Tuesday, March 27, 2007

Presenting the new radiation warning symbol

The International Atomic Energy Agency spent $200,000 to develop a new radiation warning symbol because they found that people do not know what the yellow trefoil stands for anymore. The development of the symbol took five years and was tested on 1650 people in 11 countries. It seems like a good design, everyone knows that a skull and crossbones means death or pirates and if something is emitting squiggly beams that cause death or pirates you should run away.

The symbol is intended to supplement the current symbol and is "to be placed on the device housing the source, as a warning not to dismantle the device or to get any closer. It will not be visible under normal use, only if someone attempts to disassemble the device. The symbol will not be located on building access doors, transportation packages or containers." The new symbol is also intended to highlight the dangers of large sources of ionizing radiation especially.

Think of the symbols this way.
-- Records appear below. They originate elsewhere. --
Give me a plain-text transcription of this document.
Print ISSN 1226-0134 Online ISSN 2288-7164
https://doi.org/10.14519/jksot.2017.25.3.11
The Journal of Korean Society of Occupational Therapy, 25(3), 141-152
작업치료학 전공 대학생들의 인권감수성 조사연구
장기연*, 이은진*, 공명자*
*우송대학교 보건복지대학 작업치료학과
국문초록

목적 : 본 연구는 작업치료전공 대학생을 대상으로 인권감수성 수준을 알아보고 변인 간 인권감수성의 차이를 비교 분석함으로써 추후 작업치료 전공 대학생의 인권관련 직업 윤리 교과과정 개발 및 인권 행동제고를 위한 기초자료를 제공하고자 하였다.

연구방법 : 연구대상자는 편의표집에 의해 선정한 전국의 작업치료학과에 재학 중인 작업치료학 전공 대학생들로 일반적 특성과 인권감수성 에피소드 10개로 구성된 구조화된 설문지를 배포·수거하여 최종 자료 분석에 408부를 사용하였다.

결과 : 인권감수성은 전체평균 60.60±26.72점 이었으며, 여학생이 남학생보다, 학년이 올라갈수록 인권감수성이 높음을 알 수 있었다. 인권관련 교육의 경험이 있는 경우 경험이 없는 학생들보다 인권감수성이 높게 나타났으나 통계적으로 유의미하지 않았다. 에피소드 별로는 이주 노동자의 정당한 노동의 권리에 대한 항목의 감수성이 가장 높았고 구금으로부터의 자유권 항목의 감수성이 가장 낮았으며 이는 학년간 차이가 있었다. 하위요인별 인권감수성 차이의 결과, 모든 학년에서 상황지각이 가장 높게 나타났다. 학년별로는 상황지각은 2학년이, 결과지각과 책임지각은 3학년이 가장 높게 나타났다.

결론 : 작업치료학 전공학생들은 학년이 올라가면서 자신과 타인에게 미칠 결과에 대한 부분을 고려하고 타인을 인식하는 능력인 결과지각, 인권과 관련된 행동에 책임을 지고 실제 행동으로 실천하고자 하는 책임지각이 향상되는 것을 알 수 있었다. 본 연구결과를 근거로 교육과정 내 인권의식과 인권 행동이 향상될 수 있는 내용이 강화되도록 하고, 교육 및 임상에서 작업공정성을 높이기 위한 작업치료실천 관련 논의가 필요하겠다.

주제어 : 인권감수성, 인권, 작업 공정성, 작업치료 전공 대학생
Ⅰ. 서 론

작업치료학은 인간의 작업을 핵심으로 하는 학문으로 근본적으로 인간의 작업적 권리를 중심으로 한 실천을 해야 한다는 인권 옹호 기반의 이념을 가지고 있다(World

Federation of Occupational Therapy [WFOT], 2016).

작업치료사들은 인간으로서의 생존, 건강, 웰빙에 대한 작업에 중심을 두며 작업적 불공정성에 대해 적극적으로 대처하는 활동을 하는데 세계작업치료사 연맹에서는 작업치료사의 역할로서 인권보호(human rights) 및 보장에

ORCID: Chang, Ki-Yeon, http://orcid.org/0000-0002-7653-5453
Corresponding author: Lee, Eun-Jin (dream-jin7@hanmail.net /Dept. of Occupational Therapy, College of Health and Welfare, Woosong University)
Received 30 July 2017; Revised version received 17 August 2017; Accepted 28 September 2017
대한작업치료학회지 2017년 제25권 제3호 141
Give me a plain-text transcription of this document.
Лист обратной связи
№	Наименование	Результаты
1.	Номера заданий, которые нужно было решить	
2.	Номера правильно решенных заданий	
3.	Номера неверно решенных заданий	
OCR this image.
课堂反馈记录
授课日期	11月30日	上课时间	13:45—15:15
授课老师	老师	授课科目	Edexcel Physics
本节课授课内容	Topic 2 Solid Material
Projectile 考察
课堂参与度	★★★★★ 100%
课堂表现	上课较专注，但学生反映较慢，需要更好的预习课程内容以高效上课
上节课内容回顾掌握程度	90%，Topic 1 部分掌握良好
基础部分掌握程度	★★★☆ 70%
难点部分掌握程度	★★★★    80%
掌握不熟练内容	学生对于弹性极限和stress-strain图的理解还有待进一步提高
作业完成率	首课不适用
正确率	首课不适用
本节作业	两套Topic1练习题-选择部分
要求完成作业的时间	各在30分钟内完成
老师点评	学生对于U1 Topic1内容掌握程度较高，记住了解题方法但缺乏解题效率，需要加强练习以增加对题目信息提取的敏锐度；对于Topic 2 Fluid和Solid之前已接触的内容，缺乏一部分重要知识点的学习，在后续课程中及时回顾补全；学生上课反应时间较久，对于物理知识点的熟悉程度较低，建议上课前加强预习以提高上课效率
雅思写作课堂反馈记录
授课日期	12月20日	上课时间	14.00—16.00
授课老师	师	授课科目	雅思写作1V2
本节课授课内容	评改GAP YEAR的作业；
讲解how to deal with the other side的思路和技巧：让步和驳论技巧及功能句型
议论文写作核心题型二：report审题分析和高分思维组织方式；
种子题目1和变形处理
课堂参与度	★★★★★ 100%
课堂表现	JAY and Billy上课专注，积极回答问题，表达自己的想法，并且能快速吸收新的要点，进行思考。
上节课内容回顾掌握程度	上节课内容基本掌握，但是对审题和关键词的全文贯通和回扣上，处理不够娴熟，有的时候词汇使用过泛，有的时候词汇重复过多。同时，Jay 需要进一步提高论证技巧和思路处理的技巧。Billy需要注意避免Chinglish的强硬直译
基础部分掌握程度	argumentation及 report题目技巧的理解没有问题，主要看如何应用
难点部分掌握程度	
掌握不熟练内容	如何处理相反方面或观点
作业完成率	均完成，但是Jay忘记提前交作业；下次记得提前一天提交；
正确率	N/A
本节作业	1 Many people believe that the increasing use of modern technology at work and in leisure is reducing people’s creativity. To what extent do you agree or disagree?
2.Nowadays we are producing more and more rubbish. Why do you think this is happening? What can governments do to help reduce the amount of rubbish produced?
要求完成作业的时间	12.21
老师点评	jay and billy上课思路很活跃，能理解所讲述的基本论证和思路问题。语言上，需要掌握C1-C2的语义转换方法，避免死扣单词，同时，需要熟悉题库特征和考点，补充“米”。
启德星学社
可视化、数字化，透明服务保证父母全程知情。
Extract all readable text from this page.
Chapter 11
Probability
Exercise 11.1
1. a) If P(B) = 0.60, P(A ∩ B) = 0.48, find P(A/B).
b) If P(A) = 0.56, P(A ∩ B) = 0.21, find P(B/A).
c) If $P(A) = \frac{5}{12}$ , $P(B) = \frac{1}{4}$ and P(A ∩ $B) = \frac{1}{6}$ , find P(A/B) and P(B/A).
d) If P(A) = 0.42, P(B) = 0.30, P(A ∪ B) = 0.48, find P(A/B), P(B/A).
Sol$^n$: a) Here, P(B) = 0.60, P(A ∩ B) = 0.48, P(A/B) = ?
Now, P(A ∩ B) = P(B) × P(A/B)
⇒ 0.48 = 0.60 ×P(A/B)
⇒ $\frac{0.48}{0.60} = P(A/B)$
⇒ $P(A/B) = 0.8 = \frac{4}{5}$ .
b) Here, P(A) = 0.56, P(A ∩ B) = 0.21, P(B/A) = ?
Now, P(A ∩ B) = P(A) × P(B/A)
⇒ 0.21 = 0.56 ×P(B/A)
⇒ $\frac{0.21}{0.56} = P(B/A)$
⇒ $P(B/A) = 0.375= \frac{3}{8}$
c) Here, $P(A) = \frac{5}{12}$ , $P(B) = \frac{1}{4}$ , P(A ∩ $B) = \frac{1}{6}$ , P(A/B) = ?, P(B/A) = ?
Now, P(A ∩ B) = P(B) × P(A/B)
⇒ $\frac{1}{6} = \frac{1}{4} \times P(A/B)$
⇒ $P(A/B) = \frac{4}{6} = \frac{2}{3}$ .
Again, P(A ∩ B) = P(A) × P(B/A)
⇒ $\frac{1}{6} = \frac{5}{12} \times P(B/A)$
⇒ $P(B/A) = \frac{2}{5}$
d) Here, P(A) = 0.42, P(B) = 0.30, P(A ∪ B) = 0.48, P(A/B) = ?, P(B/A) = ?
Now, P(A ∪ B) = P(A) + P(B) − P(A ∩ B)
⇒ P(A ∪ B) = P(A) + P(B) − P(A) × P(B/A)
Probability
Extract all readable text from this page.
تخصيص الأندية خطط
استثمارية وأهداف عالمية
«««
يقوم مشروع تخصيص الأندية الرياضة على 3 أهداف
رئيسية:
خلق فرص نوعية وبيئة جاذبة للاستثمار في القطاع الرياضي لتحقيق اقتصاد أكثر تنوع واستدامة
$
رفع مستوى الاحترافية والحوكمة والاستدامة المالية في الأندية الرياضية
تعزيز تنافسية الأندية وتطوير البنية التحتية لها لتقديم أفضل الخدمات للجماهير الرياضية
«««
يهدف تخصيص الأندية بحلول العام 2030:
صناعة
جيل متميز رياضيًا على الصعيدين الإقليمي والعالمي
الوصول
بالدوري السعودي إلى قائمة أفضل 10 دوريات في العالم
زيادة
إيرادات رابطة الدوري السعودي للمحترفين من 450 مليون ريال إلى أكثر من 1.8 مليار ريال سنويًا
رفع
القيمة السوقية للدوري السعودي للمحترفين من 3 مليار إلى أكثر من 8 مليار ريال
The yellow one goes on your smelly sock drawer to warn people of the danger inside. The red symbol goes inside the smelly sock drawer on top of the socks to warn someone of the immanent danger of coming in contact with radioactive (smelly) socks and to get away. This yields two levels of warning. Now that there are two, I wonder which one will become the new symbol of evil after the Apocalypse.

(Get your symbol in .pdf format here)

(via Science and the IAEA)

2 comments:

NotPhil said...

Wait.

Are they saying that the people who had access to radioactive areas and were dismantling radioactive devices didn't know what the radioactive symbol meant?

Now, I'm really worried.

Richard said...

I think it was more people from the street didn't know what the symbol meant. The article mentioned testing woman and men, and different age groups.